Pytorch Transformers

Anandh_Perumal_Konar · April 16, 2020, 6:12am

The below code is from pytorch doc

    def forward(self, src):
        if self.src_mask is None or self.src_mask.size(0) != len(src):
            device = src.device
            mask = self._generate_square_subsequent_mask(len(src)).to(device)
            self.src_mask = mask

        src = self.encoder(src) * math.sqrt(self.ninp)
        src = self.pos_encoder(src)
        output = self.transformer_encoder(src, self.src_mask)
        output = self.decoder(output)
        return output

I don’t understand why there is a mask in the transformer encoder?
In decoder, we don’t want the decoder to look at the future and it makes sense to mask but why encoder?

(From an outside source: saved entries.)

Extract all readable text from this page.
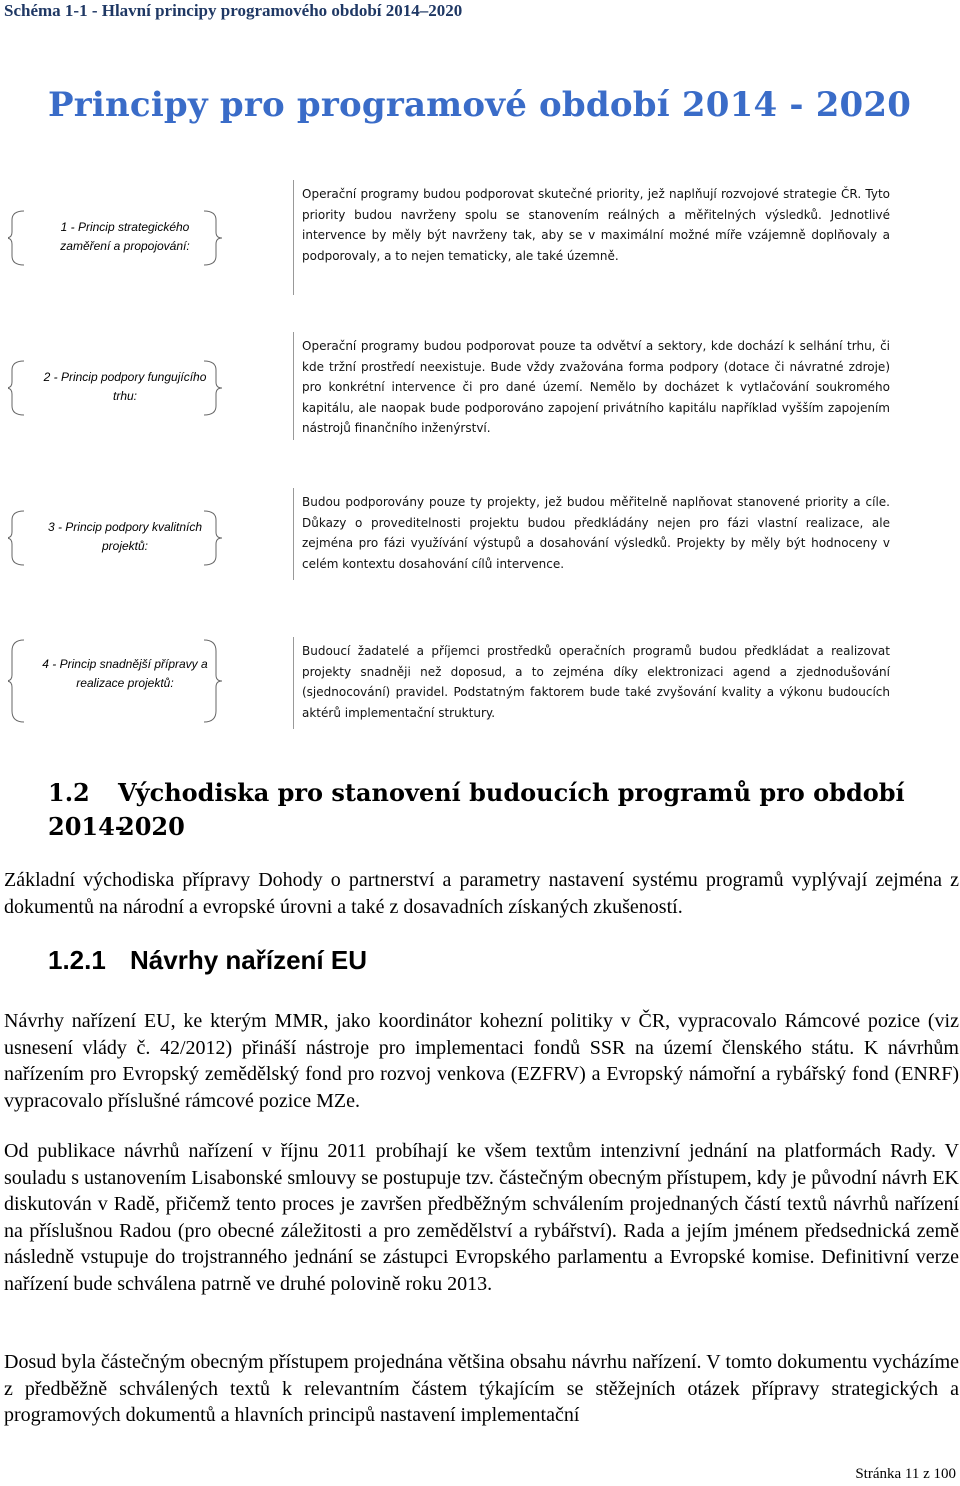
Schéma 1-1 - Hlavní principy programového období 2014–2020
Principy pro programové období 2014 - 2020
1 - Princip strategického zaměření a propojování:
Operační programy budou podporovat skutečné priority, jež naplňují rozvojové strategie ČR. Tyto priority budou navrženy spolu se stanovením reálných a měřitelných výsledků. Jednotlivé intervence by měly být navrženy tak, aby se v maximální možné míře vzájemně doplňovaly a podporovaly, a to nejen tematicky, ale také územně.
2 - Princip podpory fungujícího trhu:
Operační programy budou podporovat pouze ta odvětví a sektory, kde dochází k selhání trhu, či kde tržní prostředí neexistuje. Bude vždy zvažována forma podpory (dotace či návratné zdroje) pro konkrétní intervence či pro dané území. Nemělo by docházet k vytlačování soukromého kapitálu, ale naopak bude podporováno zapojení privátního kapitálu například vyšším zapojením nástrojů finančního inženýrství.
3 - Princip podpory kvalitních projektů:
Budou podporovány pouze ty projekty, jež budou měřitelně naplňovat stanovené priority a cíle. Důkazy o proveditelnosti projektu budou předkládány nejen pro fázi vlastní realizace, ale zejména pro fázi využívání výstupů a dosahování výsledků. Projekty by měly být hodnoceny v celém kontextu dosahování cílů intervence.
4 - Princip snadnější přípravy a realizace projektů:
Budoucí žadatelé a příjemci prostředků operačních programů budou předkládat a realizovat projekty snadněji než doposud, a to zejména díky elektronizaci agend a zjednodušování (sjednocování) pravidel. Podstatným faktorem bude také zvyšování kvality a výkonu budoucích aktérů implementační struktury.
1.2 Východiska pro stanovení budoucích programů pro období 2014-
2020
Základní východiska přípravy Dohody o partnerství a parametry nastavení systému programů vyplývají zejména z dokumentů na národní a evropské úrovni a také z dosavadních získaných zkušeností.
1.2.1 Návrhy nařízení EU
Návrhy nařízení EU, ke kterým MMR, jako koordinátor kohezní politiky v ČR, vypracovalo Rámcové pozice (viz usnesení vlády č. 42/2012) přináší nástroje pro implementaci fondů SSR na území členského státu. K návrhům nařízením pro Evropský zemědělský fond pro rozvoj venkova (EZFRV) a Evropský námořní a rybářský fond (ENRF) vypracovalo příslušné rámcové pozice MZe.
Od publikace návrhů nařízení v říjnu 2011 probíhají ke všem textům intenzivní jednání na platformách Rady. V souladu s ustanovením Lisabonské smlouvy se postupuje tzv. částečným obecným přístupem, kdy je původní návrh EK diskutován v Radě, přičemž tento proces je završen předběžným schválením projednaných částí textů návrhů nařízení na příslušnou Radou (pro obecné záležitosti a pro zemědělství a rybářství). Rada a jejím jménem předsednická země následně vstupuje do trojstranného jednání se zástupci Evropského parlamentu a Evropské komise. Definitivní verze nařízení bude schválena patrně ve druhé polovině roku 2013.
Dosud byla částečným obecným přístupem projednána většina obsahu návrhu nařízení. V tomto dokumentu vycházíme z předběžně schválených textů k relevantním částem týkajícím se stěžejních otázek přípravy strategických a programových dokumentů a hlavních principů nastavení implementační
Stránka 11 z 100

and what is the use of the below code?
math.sqrt(self.ninp) in

src = self.encoder(src) * math.sqrt(self.ninp)

Thanks in advance

vainaijr · April 17, 2020, 12:51pm

I created one post for a similar question here,

see if it helps, regarding math.sqrt(self.ninp)
in the paper https://arxiv.org/pdf/1706.03762.pdf, they use a scaling factor of math.sqrt(self.ninp), maybe cancelling this scaling factor (or not considering to divide by math.sqrt(self.ninp)), gives a better accuracy in the tutorial.

Anandh_Perumal_Konar · April 17, 2020, 11:06pm

Well, actually my question is different from the one you asked.
My question is what’s the need for mask in the encoder layer?
But I think it makes sense when you want to use an architecture like GPT 2, I guess. Correct me if I’m wrong.

Regarding the scaling factor, even if we don’t scale it shouldn’t affect the results a lot, I can’t recollect the paper but in the earlier version of dot product attention even they didn’t use the scale factor. But obviously scaling helps.

But I don’t understand why are we multiplying it? it should be divided based on the attention paper.

ShaneB · May 20, 2021, 2:50pm

Again, regarding the scaling factor:

The paper does say:

In the embedding layers, we multiply those weights by sqrt(d_model).

(Note The Annotated Transformer directly connects the paper to PyTorch code line-by-line).

However, the paper does not say why this is done.

This post says the following:

The reason we increase the embedding values [by adding math.sqrt(self.d_model)] before addition is to make the positional encoding relatively smaller. This means the original meaning in the embedding vector won’t be lost when we add them together.